Pertanyaan yang lebih mendasar adalah:
Jika Allah menurunkan satu kitab sebagai petunjuk, mengapa manusia kemudian menjadikan begitu banyak sumber sebagai pegangan yang tidak boleh dikritik?
Kajian Syahida melalui metode Al-Qur’an Bil Al-Qur’an mencoba mencari jawabannya dari Al-Qur’an sendiri.
Satu Kitab untuk Satu Umat
Al-Qur’an memperkenalkan dirinya sebagai kitab yang diturunkan Allah untuk menjadi petunjuk.
Firman Allah:
ذَٰلِكَ الْكِتَابُ لَا رَيْبَ فِيهِ ۛ هُدًى لِّلْمُتَّقِينَ
“Kitab (Al-Qur’an) ini tidak ada keraguan padanya; petunjuk bagi orang-orang yang bertakwa.”
(QS. Al-Baqarah [2]: 2)
Kata yang sangat penting dalam ayat ini adalah هُدًى — hudan, yaitu petunjuk.
Al-Qur’an tidak diperkenalkan sekadar sebagai kitab sejarah atau kumpulan nasihat moral. Ia diperkenalkan sebagai petunjuk.
Karena itu, ketika berbicara tentang pegangan keagamaan, pertanyaan pertama seharusnya bukan:
“Menurut siapa?”
Melainkan:
“Apa yang dikatakan Allah dalam Kitab-Nya?”
Al-Qur’an Mengaku sebagai Petunjuk yang Paling Lurus
Allah kembali menjelaskan fungsi Al-Qur’an:
إِنَّ هَٰذَا الْقُرْآنَ يَهْدِي لِلَّتِي هِيَ أَقْوَمُ
“Sesungguhnya Al-Qur’an ini memberi petunjuk kepada jalan yang paling lurus.”
(QS. Al-Isra’ [17]: 9)
Jika Al-Qur’an memberi petunjuk kepada jalan yang paling lurus, maka keberadaan Al-Qur’an tidak dapat diposisikan hanya sebagai pelengkap dari berbagai sumber lain yang memiliki otoritas agama yang sama.

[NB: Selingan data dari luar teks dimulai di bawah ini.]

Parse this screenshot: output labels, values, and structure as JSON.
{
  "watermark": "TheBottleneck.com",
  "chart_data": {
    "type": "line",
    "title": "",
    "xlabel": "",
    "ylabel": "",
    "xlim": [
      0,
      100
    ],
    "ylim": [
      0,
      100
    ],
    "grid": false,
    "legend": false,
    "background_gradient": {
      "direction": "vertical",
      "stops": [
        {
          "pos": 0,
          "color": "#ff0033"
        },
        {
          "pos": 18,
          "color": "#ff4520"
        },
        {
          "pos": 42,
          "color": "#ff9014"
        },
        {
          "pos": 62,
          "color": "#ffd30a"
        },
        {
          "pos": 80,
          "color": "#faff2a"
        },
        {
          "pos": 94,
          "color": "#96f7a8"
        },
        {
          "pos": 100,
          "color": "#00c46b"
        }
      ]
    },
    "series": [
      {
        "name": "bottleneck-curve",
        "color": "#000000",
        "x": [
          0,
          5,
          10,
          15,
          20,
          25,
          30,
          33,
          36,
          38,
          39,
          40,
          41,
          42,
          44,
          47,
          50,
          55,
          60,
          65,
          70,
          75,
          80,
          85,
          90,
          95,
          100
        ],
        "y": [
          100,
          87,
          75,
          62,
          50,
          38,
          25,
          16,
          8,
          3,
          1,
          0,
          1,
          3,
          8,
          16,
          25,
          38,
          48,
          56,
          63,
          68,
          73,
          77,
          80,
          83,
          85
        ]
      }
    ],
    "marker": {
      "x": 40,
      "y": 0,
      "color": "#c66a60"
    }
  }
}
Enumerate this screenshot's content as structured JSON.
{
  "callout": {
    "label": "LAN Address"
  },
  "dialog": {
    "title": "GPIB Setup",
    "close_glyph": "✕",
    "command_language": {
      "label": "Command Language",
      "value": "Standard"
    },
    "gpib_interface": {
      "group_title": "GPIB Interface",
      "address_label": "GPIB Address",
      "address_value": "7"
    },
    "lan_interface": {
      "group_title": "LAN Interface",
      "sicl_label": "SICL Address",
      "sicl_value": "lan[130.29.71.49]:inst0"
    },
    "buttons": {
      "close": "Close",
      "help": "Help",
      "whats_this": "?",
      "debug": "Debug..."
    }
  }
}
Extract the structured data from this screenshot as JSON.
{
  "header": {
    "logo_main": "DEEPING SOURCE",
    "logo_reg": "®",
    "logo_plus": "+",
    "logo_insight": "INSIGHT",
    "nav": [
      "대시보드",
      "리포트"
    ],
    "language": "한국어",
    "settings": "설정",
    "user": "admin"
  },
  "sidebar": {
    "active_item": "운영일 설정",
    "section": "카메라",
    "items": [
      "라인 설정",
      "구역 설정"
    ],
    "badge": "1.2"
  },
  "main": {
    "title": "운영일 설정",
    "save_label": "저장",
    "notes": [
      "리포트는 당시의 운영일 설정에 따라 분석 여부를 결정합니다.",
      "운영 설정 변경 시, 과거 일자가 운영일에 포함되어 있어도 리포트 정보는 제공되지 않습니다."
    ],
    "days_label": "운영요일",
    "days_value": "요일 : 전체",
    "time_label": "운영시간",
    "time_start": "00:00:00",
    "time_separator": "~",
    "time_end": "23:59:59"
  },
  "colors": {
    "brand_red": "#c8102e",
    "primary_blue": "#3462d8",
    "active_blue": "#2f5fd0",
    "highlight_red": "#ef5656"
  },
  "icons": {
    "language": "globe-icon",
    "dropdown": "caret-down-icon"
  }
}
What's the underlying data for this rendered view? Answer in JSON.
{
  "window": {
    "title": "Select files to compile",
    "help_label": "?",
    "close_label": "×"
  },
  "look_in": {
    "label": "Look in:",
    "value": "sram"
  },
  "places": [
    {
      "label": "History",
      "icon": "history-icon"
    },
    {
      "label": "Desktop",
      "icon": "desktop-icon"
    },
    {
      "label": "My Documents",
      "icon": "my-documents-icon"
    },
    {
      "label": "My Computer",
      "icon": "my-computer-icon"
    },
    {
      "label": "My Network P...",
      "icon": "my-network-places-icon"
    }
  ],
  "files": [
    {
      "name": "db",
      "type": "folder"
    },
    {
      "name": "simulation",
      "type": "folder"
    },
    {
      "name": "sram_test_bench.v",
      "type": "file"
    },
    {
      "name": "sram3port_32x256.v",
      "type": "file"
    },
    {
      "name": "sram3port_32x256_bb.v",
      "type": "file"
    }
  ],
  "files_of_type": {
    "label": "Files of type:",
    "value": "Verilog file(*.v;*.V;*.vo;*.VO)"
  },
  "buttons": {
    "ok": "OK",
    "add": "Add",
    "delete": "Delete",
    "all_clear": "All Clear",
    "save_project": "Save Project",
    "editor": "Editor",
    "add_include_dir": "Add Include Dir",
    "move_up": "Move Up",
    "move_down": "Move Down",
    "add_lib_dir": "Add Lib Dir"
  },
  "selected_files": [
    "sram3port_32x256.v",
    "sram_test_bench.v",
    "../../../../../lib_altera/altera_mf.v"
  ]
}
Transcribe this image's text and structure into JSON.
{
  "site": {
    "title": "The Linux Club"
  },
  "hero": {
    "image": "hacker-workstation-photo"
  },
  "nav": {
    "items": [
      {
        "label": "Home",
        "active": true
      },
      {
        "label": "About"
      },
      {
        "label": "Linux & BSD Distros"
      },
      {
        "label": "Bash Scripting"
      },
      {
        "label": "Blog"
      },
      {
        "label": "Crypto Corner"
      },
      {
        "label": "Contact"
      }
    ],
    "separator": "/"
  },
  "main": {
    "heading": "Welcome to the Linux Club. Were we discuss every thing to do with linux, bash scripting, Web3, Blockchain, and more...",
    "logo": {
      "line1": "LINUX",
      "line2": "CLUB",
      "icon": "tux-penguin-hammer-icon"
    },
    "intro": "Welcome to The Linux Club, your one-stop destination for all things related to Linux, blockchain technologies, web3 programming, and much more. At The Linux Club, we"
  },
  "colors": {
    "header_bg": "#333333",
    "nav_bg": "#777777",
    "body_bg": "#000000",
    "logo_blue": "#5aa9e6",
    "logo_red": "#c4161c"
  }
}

Al-Qur’an harus menjadi standar untuk menilai berbagai klaim keagamaan.
Inilah salah satu prinsip penting Kajian Syahida:
Al-Qur’an dibaca dengan Al-Qur’an, bukan dipaksa mengikuti pendapat manusia terlebih dahulu.
Allah Memerintahkan Berpegang Teguh kepada Kitab
Yang menarik, Al-Qur’an bukan hanya mengatakan bahwa dirinya adalah petunjuk. Al-Qur’an juga menggunakan ungkapan berpegang teguh kepada Kitab.
Firman Allah:
وَالَّذِينَ يُمَسِّكُونَ بِالْكِتَابِ وَأَقَامُوا الصَّلَاةَ إِنَّا لَا نُضِيعُ أَجْرَ الْمُصْلِحِينَ
“Dan orang-orang yang berpegang teguh kepada Kitab dan mendirikan shalat, sungguh Kami tidak menyia-nyiakan pahala orang-orang yang mengadakan perbaikan.”
(QS. Al-A’raf [7]: 170)
Perhatikan objek dari kata يُمَسِّكُونَ — yumassikūna, yaitu sesuatu yang dipegang teguh.
Objeknya adalah:
بِالْكِتَابِ — Al-Kitab.
Ayat ini memberikan arah yang sangat jelas.
Allah tidak mengatakan:
“Berpegang teguhlah kepada golongan.”
Tidak pula:
“Berpegang teguhlah kepada mazhab.”
Melainkan:
berpegang teguh kepada Kitab.
Satu Tali, Bukan Banyak Tali
Allah juga berfirman:
وَاعْتَصِمُوا بِحَبْلِ اللَّهِ جَمِيعًا وَلَا تَفَرَّقُوا
“Dan berpegang teguhlah kamu semuanya kepada tali Allah dan janganlah kamu bercerai-berai.”
(QS. Ali ‘Imran [3]: 103)
Ayat ini menggunakan kata حَبْلِ اللَّهِ — hablillāh, yaitu tali Allah.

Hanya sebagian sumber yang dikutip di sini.